Todd Campbell, president of E.B. Capital Markets, an independent research firm that caters to institutional clients, said he expects more of this to happen with tech momentum stocks as earnings season kicks into high gear next week. Expectations remain high, and for that reason, he said, investors should pick and choose when looking at tech stocks.
And looking ahead to the third and fourth quarters of this year, earnings comparisons in tech will become far more difficult because the second half of 2003 was so strong.
Pip Coburn, global tech strategist with UBS, wrote in a report Thursday that the third quarter sales estimates for the S&P Tech sector are calling for a larger than usual seasonal pickup in spending by corporations. He thinks that might be doable but that earnings growth should begin to slow going into 2005.

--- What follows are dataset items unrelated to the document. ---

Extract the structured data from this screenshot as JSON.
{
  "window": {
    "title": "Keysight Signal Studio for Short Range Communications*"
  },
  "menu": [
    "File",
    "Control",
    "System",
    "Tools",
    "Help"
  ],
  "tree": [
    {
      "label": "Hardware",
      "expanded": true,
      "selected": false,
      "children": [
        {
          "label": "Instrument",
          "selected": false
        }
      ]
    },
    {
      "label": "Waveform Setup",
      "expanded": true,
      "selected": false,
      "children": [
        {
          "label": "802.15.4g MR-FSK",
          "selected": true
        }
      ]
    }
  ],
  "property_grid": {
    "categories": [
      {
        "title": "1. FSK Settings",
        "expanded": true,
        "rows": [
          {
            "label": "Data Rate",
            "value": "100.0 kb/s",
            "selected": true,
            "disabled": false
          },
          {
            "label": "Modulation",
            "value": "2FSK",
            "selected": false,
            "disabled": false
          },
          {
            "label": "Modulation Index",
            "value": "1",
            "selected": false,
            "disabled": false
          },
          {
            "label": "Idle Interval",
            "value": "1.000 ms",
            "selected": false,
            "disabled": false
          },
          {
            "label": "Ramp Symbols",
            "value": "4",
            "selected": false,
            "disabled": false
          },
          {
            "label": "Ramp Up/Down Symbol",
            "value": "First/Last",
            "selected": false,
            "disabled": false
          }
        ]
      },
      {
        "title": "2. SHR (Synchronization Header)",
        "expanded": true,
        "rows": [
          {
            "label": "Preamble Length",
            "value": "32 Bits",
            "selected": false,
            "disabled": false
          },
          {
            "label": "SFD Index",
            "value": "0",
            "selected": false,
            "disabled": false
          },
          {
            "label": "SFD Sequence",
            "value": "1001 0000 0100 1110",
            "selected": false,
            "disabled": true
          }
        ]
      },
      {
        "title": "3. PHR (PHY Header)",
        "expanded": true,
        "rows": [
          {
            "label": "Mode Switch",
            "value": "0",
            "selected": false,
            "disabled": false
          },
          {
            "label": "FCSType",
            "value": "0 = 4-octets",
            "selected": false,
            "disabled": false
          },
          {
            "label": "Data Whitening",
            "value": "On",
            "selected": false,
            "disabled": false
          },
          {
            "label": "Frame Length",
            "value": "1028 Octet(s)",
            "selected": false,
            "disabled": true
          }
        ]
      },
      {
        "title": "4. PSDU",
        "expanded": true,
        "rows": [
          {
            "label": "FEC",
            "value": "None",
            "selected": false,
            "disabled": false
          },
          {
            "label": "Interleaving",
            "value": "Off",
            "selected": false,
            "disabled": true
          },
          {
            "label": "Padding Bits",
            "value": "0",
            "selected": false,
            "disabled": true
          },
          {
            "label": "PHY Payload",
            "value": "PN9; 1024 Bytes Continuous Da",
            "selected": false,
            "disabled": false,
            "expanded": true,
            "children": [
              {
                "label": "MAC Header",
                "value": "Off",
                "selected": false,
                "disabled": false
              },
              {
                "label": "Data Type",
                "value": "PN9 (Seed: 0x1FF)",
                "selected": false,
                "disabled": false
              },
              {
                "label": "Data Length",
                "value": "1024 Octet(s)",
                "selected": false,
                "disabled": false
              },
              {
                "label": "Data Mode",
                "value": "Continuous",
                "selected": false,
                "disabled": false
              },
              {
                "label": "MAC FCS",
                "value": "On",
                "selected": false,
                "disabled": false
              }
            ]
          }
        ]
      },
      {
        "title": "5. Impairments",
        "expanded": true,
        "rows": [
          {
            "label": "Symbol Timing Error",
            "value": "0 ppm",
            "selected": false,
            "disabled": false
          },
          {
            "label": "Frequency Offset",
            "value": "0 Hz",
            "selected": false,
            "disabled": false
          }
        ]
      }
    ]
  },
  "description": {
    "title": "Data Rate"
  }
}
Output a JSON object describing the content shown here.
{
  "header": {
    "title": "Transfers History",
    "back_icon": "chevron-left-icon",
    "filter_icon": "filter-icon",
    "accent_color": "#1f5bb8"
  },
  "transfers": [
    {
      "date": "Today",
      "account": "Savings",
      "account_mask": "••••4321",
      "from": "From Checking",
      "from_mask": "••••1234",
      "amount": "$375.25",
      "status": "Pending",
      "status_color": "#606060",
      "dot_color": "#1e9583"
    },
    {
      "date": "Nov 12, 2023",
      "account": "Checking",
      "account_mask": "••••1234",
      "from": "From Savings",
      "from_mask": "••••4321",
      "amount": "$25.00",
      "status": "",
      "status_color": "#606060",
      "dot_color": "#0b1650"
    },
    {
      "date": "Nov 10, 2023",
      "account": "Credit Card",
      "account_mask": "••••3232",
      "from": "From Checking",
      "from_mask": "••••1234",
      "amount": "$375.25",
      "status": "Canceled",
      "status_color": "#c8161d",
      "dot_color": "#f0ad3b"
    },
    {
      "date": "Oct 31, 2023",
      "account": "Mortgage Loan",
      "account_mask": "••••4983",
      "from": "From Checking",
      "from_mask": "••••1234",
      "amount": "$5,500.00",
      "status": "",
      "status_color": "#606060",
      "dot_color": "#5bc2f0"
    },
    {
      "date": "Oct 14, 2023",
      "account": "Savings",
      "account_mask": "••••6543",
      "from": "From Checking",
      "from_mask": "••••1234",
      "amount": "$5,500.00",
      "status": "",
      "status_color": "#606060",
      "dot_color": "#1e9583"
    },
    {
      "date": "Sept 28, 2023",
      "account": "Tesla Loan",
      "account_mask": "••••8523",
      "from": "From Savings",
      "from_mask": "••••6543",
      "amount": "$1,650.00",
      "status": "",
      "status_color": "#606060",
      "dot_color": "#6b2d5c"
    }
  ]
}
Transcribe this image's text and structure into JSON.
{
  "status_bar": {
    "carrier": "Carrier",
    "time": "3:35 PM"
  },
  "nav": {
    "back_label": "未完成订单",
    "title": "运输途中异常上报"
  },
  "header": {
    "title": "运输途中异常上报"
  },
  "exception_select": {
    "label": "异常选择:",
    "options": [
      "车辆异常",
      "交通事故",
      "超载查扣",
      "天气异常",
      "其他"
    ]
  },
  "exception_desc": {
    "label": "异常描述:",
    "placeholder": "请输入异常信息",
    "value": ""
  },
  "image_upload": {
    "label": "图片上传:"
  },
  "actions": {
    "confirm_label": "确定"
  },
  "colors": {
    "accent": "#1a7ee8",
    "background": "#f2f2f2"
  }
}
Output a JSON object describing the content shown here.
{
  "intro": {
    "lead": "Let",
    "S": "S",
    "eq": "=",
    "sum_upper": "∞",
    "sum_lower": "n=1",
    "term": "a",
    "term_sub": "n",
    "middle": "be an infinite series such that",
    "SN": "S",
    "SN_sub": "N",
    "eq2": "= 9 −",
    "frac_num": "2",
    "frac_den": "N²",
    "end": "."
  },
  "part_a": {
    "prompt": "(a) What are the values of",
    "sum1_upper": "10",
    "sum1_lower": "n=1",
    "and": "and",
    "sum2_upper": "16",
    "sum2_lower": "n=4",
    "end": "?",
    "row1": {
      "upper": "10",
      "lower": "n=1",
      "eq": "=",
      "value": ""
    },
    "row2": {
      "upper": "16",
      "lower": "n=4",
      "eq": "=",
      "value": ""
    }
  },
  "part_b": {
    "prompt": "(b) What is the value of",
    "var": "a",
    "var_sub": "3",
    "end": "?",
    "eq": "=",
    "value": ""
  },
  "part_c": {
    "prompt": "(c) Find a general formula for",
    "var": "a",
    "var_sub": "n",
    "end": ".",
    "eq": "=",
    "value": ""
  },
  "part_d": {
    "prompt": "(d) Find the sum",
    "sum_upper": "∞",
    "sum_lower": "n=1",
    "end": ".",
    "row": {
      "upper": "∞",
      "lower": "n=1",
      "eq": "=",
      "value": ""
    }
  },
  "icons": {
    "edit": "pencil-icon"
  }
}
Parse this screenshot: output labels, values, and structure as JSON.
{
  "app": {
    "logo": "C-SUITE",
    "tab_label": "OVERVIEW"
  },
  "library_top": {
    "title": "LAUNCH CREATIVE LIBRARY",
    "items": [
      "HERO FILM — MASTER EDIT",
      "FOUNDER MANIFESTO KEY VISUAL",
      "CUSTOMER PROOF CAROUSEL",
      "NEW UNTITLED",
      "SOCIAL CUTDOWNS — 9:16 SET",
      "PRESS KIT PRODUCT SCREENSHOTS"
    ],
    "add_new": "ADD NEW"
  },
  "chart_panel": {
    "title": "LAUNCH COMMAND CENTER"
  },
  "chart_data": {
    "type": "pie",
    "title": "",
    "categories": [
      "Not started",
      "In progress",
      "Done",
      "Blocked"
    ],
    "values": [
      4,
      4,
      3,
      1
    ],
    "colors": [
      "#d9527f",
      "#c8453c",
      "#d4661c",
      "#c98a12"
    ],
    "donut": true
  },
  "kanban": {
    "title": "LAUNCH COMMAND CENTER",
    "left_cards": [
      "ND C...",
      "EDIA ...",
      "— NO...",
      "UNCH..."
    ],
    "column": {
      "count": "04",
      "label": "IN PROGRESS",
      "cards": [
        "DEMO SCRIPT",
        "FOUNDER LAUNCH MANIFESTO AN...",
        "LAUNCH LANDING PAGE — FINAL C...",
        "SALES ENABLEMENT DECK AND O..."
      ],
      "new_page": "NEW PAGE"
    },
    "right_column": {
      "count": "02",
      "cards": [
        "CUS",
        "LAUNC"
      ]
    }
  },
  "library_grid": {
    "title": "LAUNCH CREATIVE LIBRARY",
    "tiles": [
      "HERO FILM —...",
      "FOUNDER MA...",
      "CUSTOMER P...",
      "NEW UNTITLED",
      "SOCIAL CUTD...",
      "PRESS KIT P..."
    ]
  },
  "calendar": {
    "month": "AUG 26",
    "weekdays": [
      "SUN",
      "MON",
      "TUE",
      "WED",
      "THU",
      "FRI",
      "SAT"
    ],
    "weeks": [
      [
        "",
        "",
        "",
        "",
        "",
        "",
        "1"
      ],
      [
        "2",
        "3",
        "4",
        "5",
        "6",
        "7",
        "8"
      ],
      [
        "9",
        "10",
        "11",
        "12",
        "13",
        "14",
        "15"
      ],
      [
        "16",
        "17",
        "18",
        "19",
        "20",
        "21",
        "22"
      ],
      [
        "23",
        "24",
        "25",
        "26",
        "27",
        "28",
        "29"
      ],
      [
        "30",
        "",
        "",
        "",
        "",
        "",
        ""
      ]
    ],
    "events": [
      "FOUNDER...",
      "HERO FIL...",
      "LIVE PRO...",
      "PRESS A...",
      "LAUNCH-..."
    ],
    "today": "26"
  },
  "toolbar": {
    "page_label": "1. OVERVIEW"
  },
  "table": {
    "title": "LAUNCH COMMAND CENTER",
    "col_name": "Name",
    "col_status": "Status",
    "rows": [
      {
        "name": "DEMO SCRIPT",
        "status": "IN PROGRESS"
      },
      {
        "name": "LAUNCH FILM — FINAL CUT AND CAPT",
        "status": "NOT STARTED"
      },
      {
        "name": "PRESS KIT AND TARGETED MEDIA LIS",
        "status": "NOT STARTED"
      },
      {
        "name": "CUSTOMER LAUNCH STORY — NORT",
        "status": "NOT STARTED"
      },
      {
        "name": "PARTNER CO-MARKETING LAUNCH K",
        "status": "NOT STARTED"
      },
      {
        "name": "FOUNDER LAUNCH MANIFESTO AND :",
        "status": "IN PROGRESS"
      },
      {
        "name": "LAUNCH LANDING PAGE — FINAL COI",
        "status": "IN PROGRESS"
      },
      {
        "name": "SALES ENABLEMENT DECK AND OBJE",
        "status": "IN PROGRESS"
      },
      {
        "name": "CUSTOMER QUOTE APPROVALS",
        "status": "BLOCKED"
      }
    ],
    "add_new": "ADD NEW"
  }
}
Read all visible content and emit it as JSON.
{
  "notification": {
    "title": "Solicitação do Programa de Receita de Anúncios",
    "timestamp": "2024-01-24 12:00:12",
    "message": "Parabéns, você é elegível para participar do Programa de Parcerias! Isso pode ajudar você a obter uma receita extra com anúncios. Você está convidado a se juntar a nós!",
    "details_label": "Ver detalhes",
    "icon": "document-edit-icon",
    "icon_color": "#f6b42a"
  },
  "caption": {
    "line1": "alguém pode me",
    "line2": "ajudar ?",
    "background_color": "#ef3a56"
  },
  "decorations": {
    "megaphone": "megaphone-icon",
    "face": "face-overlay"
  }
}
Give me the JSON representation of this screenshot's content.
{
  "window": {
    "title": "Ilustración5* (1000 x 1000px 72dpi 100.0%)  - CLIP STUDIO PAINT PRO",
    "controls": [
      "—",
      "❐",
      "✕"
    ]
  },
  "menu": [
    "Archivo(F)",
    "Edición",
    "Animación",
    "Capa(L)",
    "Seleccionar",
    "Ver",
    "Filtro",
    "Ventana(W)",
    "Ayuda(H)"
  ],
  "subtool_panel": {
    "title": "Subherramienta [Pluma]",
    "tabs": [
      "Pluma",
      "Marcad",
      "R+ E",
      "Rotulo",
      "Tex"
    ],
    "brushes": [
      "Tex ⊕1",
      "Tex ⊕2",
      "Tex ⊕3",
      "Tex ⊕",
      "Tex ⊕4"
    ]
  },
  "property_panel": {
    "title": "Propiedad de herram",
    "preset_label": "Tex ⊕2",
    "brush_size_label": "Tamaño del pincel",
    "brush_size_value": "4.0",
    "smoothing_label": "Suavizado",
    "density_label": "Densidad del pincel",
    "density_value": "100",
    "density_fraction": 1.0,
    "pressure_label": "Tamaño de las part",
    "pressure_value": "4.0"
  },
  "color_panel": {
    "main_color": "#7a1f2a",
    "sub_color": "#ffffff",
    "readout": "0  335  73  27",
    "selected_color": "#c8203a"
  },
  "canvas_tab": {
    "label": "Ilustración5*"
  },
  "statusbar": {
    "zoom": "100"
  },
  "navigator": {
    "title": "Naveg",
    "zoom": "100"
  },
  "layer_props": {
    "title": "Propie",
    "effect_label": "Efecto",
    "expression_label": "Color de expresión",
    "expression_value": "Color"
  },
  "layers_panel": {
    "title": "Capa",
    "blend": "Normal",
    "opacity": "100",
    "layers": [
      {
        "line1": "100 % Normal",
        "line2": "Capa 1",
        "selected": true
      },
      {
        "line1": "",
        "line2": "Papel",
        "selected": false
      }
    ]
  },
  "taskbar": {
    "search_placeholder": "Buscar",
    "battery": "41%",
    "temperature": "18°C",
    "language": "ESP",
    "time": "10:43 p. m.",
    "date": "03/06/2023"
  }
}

Coburn added that investors will probably begin to focus on 2005 earnings estimates as early as next month, once most of the first quarter reports are out of the way. And he said he sees only two logical scenarios, neither of which is encouraging.
If investors don't figure out that 2005 estimates are too high, that will set up what Coburn calls "a date with a wretched earnings-miss destiny in the future." Or investors will "begin to realize tech is not the Utopia featured during large slugs of the '90s when sub-25% EPS growth seemed suspiciously conservative."
So despite all the day's good news in tech, it doesn't look like 1999 all over again. But considering what happened in the three years after 1999, that's not necessarily a bad thing.